Dear Parents:

A new effort is underway across Ohio to prevent drug abuse among Ohio’s most vulnerable citizens – our children. Governor John R. Kasich and First Lady Karen W. Kasich have launched Start Talking! to give parents, guardians, educators and community leaders the tools to start the conversation with Ohio’s youth about the importance of living healthy, drug-free lives.

A majority of substance-free adolescents credit their parents for the decision not to use illegal substances. Likewise, teachers and other authority figures can have a similar influence on youth and their decision-making.

Parents, mentors and peers can make a difference just by talking to the young people in their lives about drug abuse. Please Start Talking!

Start Talking website link:

You can sign up to receive tips, information, and periodic updates on how to help your child.

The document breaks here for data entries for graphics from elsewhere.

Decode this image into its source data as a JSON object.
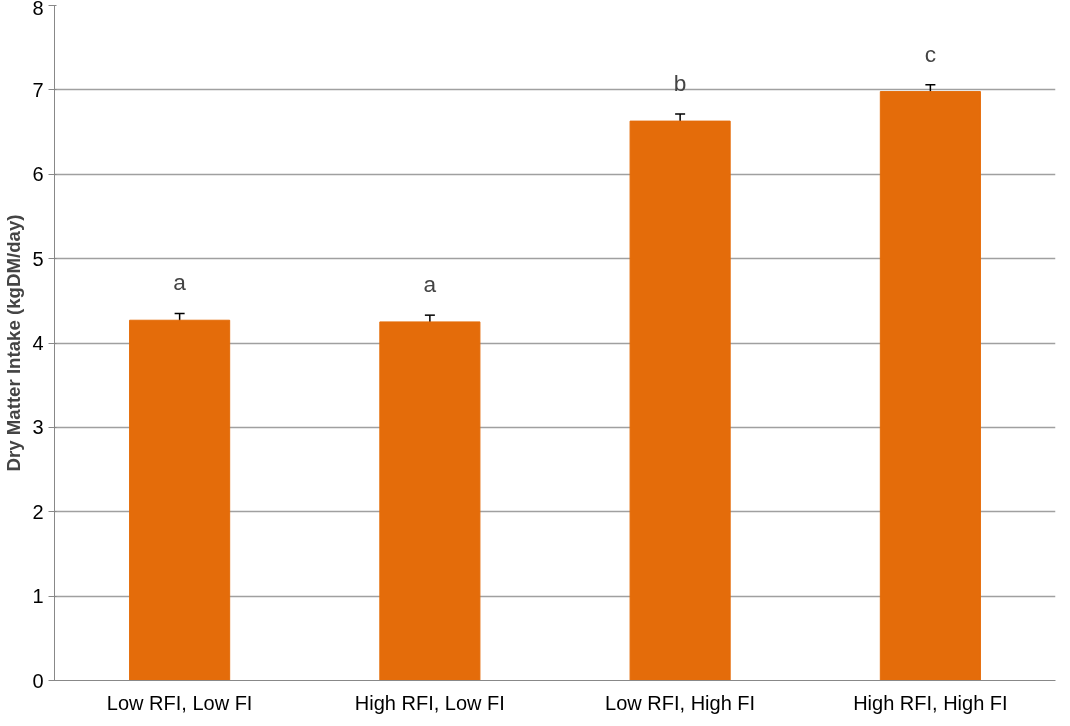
{
  "chart_data": {
    "type": "bar",
    "ylabel": "Dry Matter Intake (kgDM/day)",
    "categories": [
      "Low RFI, Low FI",
      "High RFI, Low FI",
      "Low RFI, High FI",
      "High RFI, High FI"
    ],
    "values": [
      4.27,
      4.25,
      6.63,
      6.98
    ],
    "errors": [
      0.08,
      0.08,
      0.085,
      0.08
    ],
    "color": "#e46c0a",
    "ylim": [
      0,
      8
    ],
    "yticks": [
      0,
      1,
      2,
      3,
      4,
      5,
      6,
      7,
      8
    ],
    "grid": "y",
    "annotations": [
      "a",
      "a",
      "b",
      "c"
    ]
  }
}
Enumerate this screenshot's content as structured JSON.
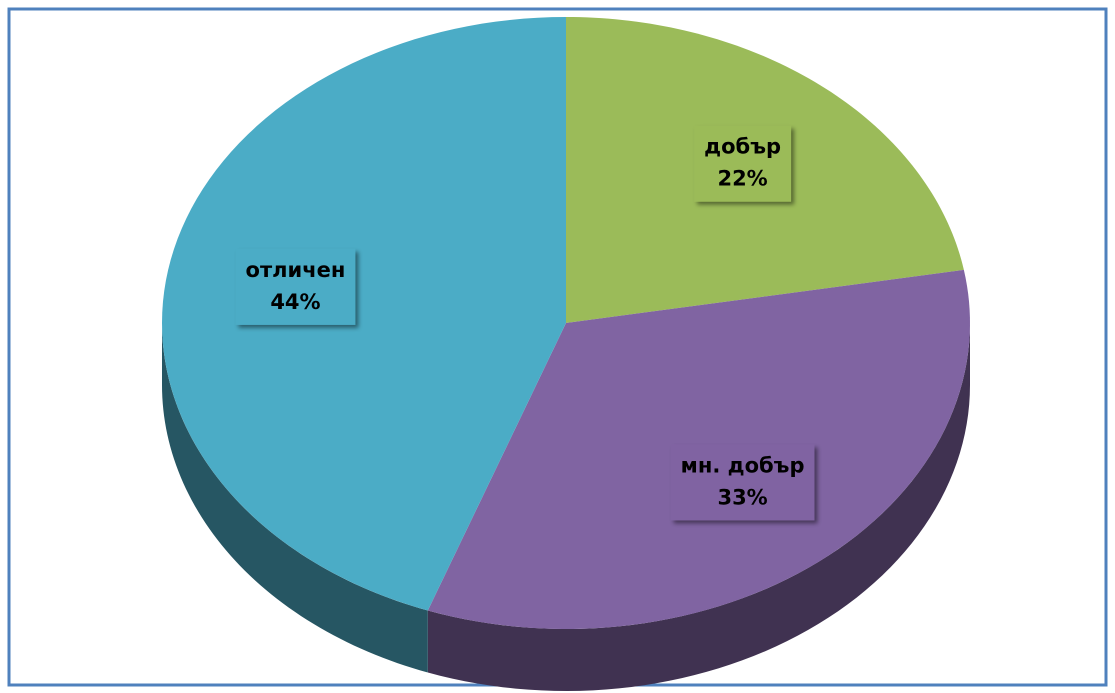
{
  "chart_data": {
    "type": "pie",
    "categories": [
      "добър",
      "мн. добър",
      "отличен"
    ],
    "values": [
      22,
      33,
      44
    ],
    "value_labels": [
      "22%",
      "33%",
      "44%"
    ],
    "colors": [
      "#9bbb59",
      "#8064a2",
      "#4bacc6"
    ]
  }
}
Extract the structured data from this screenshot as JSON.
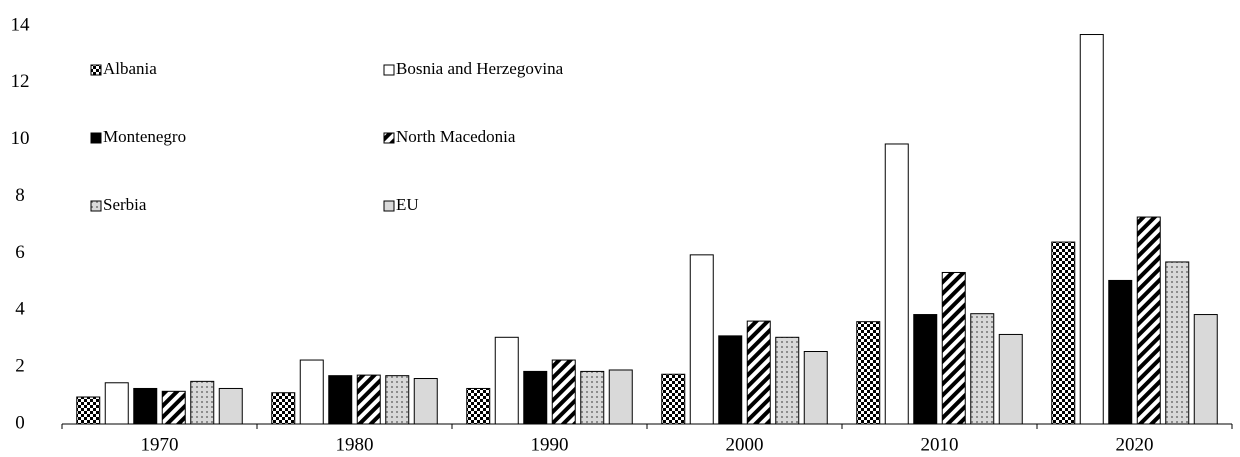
{
  "chart_data": {
    "type": "bar",
    "categories": [
      "1970",
      "1980",
      "1990",
      "2000",
      "2010",
      "2020"
    ],
    "series": [
      {
        "name": "Albania",
        "color": "#000000",
        "pattern": "checker",
        "values": [
          0.95,
          1.1,
          1.25,
          1.75,
          3.6,
          6.4
        ]
      },
      {
        "name": "Bosnia and Herzegovina",
        "color": "#ffffff",
        "pattern": "solid",
        "values": [
          1.45,
          2.25,
          3.05,
          5.95,
          9.85,
          13.7
        ]
      },
      {
        "name": "Montenegro",
        "color": "#000000",
        "pattern": "solid",
        "values": [
          1.25,
          1.7,
          1.85,
          3.1,
          3.85,
          5.05
        ]
      },
      {
        "name": "North Macedonia",
        "color": "#000000",
        "pattern": "stripes",
        "values": [
          1.15,
          1.72,
          2.25,
          3.62,
          5.33,
          7.28
        ]
      },
      {
        "name": "Serbia",
        "color": "#a6a6a6",
        "pattern": "dots",
        "values": [
          1.5,
          1.7,
          1.85,
          3.05,
          3.88,
          5.7
        ]
      },
      {
        "name": "EU",
        "color": "#d9d9d9",
        "pattern": "solid",
        "values": [
          1.25,
          1.6,
          1.9,
          2.55,
          3.15,
          3.85
        ]
      }
    ],
    "ylim": [
      0,
      14
    ],
    "yticks": [
      0,
      2,
      4,
      6,
      8,
      10,
      12,
      14
    ],
    "grid": false,
    "legend": "top-left"
  }
}
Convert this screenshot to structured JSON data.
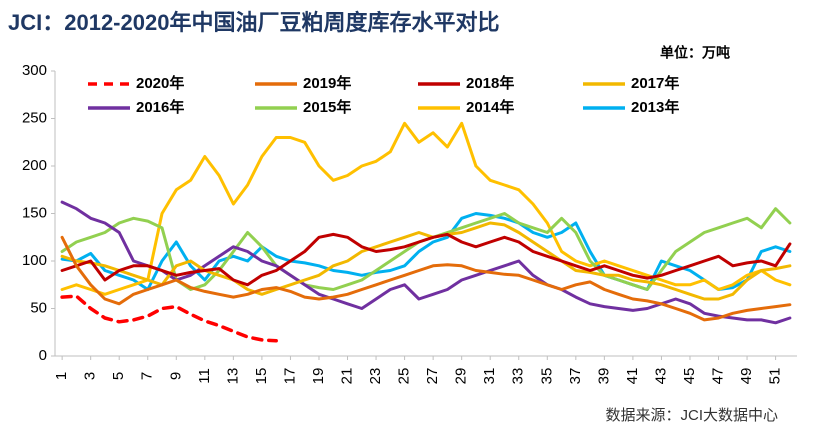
{
  "chart_data": {
    "type": "line",
    "title": "JCI：2012-2020年中国油厂豆粕周度库存水平对比",
    "unit_note": "单位：万吨",
    "source": "数据来源：JCI大数据中心",
    "x": [
      1,
      2,
      3,
      4,
      5,
      6,
      7,
      8,
      9,
      10,
      11,
      12,
      13,
      14,
      15,
      16,
      17,
      18,
      19,
      20,
      21,
      22,
      23,
      24,
      25,
      26,
      27,
      28,
      29,
      30,
      31,
      32,
      33,
      34,
      35,
      36,
      37,
      38,
      39,
      40,
      41,
      42,
      43,
      44,
      45,
      46,
      47,
      48,
      49,
      50,
      51,
      52
    ],
    "xlim": [
      0.5,
      52.5
    ],
    "xticks": [
      1,
      3,
      5,
      7,
      9,
      11,
      13,
      15,
      17,
      19,
      21,
      23,
      25,
      27,
      29,
      31,
      33,
      35,
      37,
      39,
      41,
      43,
      45,
      47,
      49,
      51
    ],
    "ylim": [
      0,
      300
    ],
    "yticks": [
      0,
      50,
      100,
      150,
      200,
      250,
      300
    ],
    "grid": false,
    "series": [
      {
        "name": "2020年",
        "color": "#ff0000",
        "dashed": true,
        "values": [
          62,
          63,
          50,
          40,
          36,
          38,
          42,
          50,
          52,
          44,
          37,
          32,
          26,
          20,
          17,
          16,
          null,
          null,
          null,
          null,
          null,
          null,
          null,
          null,
          null,
          null,
          null,
          null,
          null,
          null,
          null,
          null,
          null,
          null,
          null,
          null,
          null,
          null,
          null,
          null,
          null,
          null,
          null,
          null,
          null,
          null,
          null,
          null,
          null,
          null,
          null,
          null
        ]
      },
      {
        "name": "2019年",
        "color": "#e46c0a",
        "values": [
          125,
          95,
          75,
          60,
          55,
          65,
          70,
          75,
          80,
          72,
          68,
          65,
          62,
          65,
          70,
          72,
          68,
          62,
          60,
          62,
          65,
          70,
          75,
          80,
          85,
          90,
          95,
          96,
          95,
          90,
          88,
          86,
          85,
          80,
          75,
          70,
          75,
          78,
          70,
          65,
          60,
          58,
          55,
          50,
          45,
          38,
          40,
          45,
          48,
          50,
          52,
          54
        ]
      },
      {
        "name": "2018年",
        "color": "#c00000",
        "values": [
          90,
          95,
          100,
          80,
          90,
          95,
          95,
          90,
          85,
          88,
          90,
          92,
          80,
          75,
          85,
          90,
          100,
          110,
          125,
          128,
          125,
          115,
          110,
          112,
          115,
          120,
          125,
          128,
          120,
          115,
          120,
          125,
          120,
          110,
          105,
          100,
          95,
          90,
          95,
          90,
          85,
          82,
          85,
          90,
          95,
          100,
          105,
          95,
          98,
          100,
          95,
          118
        ]
      },
      {
        "name": "2017年",
        "color": "#f2b800",
        "values": [
          105,
          100,
          98,
          95,
          90,
          85,
          80,
          75,
          95,
          100,
          90,
          85,
          80,
          70,
          65,
          70,
          75,
          80,
          85,
          95,
          100,
          110,
          115,
          120,
          125,
          130,
          125,
          128,
          130,
          135,
          140,
          138,
          130,
          120,
          110,
          100,
          90,
          88,
          85,
          85,
          80,
          78,
          75,
          70,
          65,
          60,
          60,
          65,
          80,
          90,
          92,
          95
        ]
      },
      {
        "name": "2016年",
        "color": "#7030a0",
        "values": [
          162,
          155,
          145,
          140,
          130,
          100,
          95,
          90,
          80,
          85,
          95,
          105,
          115,
          110,
          100,
          95,
          85,
          75,
          65,
          60,
          55,
          50,
          60,
          70,
          75,
          60,
          65,
          70,
          80,
          85,
          90,
          95,
          100,
          85,
          75,
          70,
          62,
          55,
          52,
          50,
          48,
          50,
          55,
          60,
          55,
          45,
          42,
          40,
          38,
          38,
          35,
          40
        ]
      },
      {
        "name": "2015年",
        "color": "#92d050",
        "values": [
          110,
          120,
          125,
          130,
          140,
          145,
          142,
          135,
          80,
          70,
          75,
          90,
          110,
          130,
          115,
          95,
          85,
          75,
          72,
          70,
          75,
          80,
          90,
          100,
          110,
          120,
          125,
          130,
          135,
          140,
          145,
          150,
          140,
          135,
          130,
          145,
          130,
          100,
          85,
          80,
          75,
          70,
          90,
          110,
          120,
          130,
          135,
          140,
          145,
          135,
          155,
          140
        ]
      },
      {
        "name": "2014年",
        "color": "#ffc000",
        "values": [
          70,
          75,
          70,
          65,
          70,
          75,
          80,
          150,
          175,
          185,
          210,
          190,
          160,
          180,
          210,
          230,
          230,
          225,
          200,
          185,
          190,
          200,
          205,
          215,
          245,
          225,
          235,
          220,
          245,
          200,
          185,
          180,
          175,
          160,
          140,
          110,
          100,
          95,
          100,
          95,
          90,
          85,
          80,
          75,
          75,
          80,
          70,
          75,
          85,
          90,
          80,
          75
        ]
      },
      {
        "name": "2013年",
        "color": "#00b0f0",
        "values": [
          102,
          100,
          108,
          90,
          85,
          80,
          70,
          100,
          120,
          95,
          80,
          100,
          105,
          100,
          115,
          105,
          100,
          98,
          95,
          90,
          88,
          85,
          88,
          90,
          95,
          110,
          120,
          125,
          145,
          150,
          148,
          145,
          140,
          130,
          125,
          130,
          140,
          110,
          85,
          80,
          75,
          70,
          100,
          95,
          90,
          80,
          70,
          72,
          80,
          110,
          115,
          110
        ]
      }
    ]
  }
}
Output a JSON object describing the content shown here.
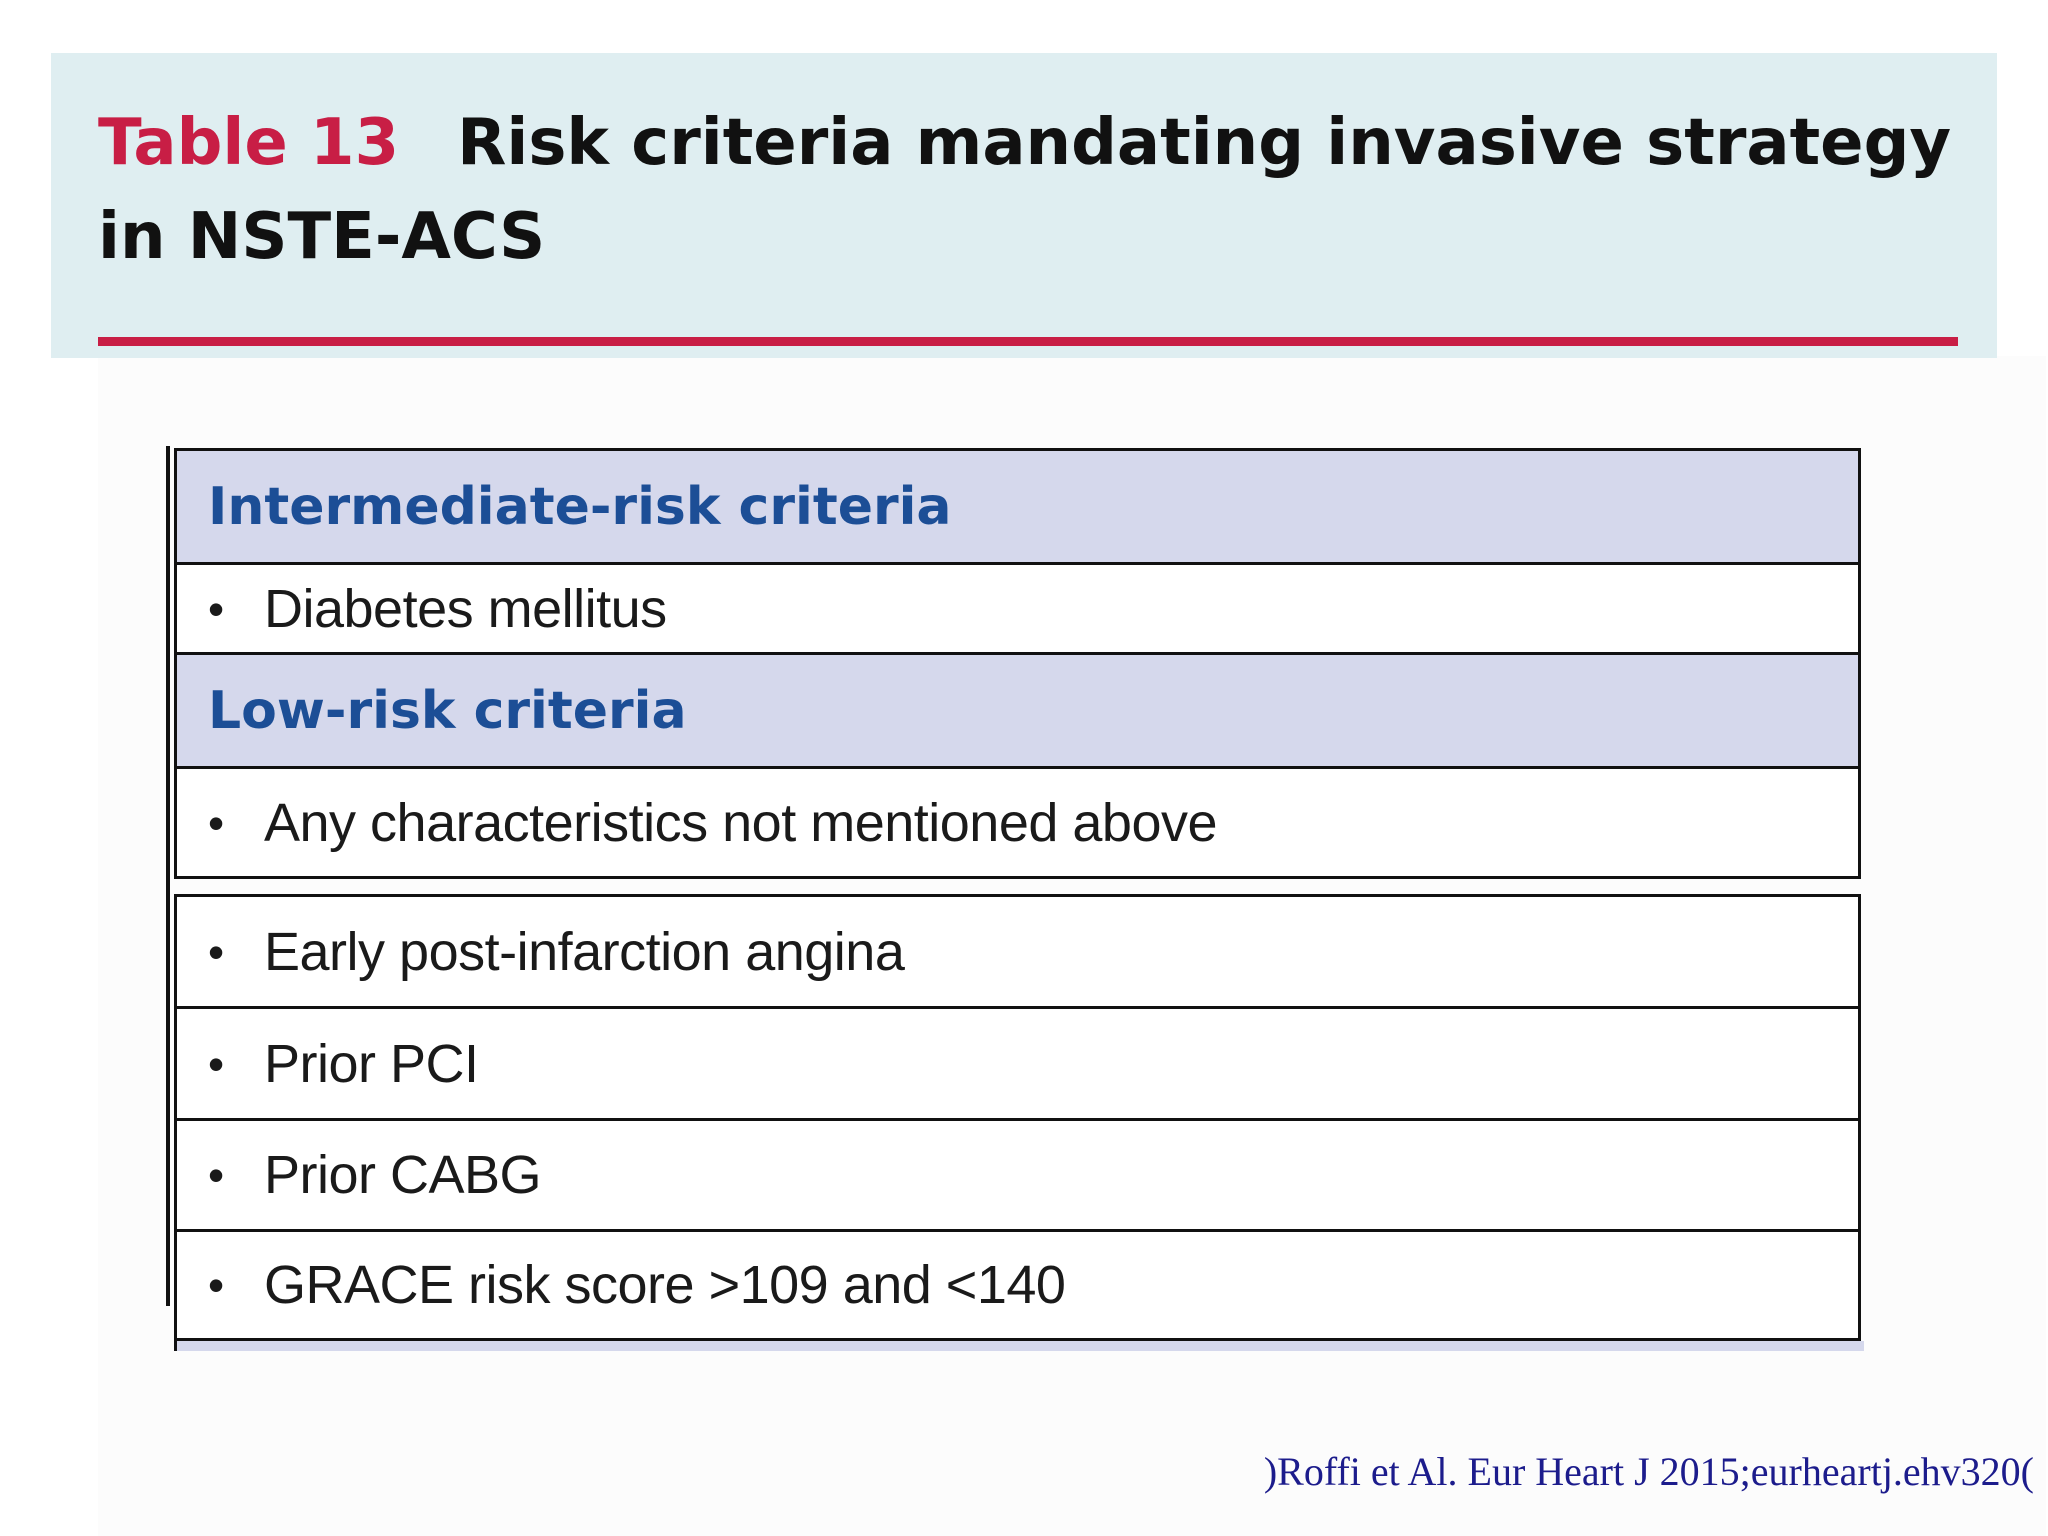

TALK FREQUENTLY - Make it a habit to talk to you child daily about everyday stuff. Once you have made it a routine to talk about normal, everyday activities, it is easier to steer conversations to more intense discussions about drug use.

SHOW INTEREST - Give your child your full attention when they are talking. Be interested and listen to what they are saying. Show that you are willing to take them seriously and their opinions and comments matter

BE CAREFUL WHAT YOU SAY - Avoid being judgmental of talking down to them once your child expresses thoughts about drug use. Even if you do not agree, be willing to hear your child’s viewpoint and be willing to let them express it without criticism.

BE CAREFUL HOW YOU SAY IT - Be aware of your tone of voice. Sometimes it isn’t what we say but how it’s said. Avoid sounding shocked, angry, or disgusted by comments your child might make. Remember, these conversations are difficult for your child, too, and they may not have the conversational skills to express everything they want to say in the most mature way.

KNOW THE FACTS ABOUT DRUGS/ALCOHOL/TOBACCO - The more you know about substance abuse, the more comfortable you will be when conversing with your child. The Parent 360 RX program is a good way to learn updated information on drugs and alcohol and what kids may be hearing and experiencing away from home. Experts say informed parents are more successful in their talks with their kids.

BE RESPECTFUL AND GENUINE - Respect what your child has to say and be fully engaged in the conversation. Be sincere in your reactions and honestly interested in their viewpoint. Kids are more likely to talk about drugs on a regular basis, if they know their comments will be listened to and valued.

THEY TALK; YOU LISTEN - Avoid interrupting your child as they talk. Resist lecturing when it’s your turn to talk.

SCARE TACTICS DON’T WORK - Prevention experts advise that scare tactics and over dramatic statements will not get the attention of your child.

CONTROL YOUR EMOTIONS - If the talk gets heated and you show your anger or frustration, the child will most likely stop the conversation. Set emotions aside, offer facts, experience and expectations without harsh judgment.

TAKE ADVANTAGE OF TEACHABLE MOMENTS - These moments occur everyday. You’re listening to the radio or watching TV, an ad comes on, a situation or news item, involving drugs or alcohol. Use that to bring up the topic and get your child’s reaction. Another good time is when you’re in the car. No one is forced to look face to face and may feel comfortably to talk freely.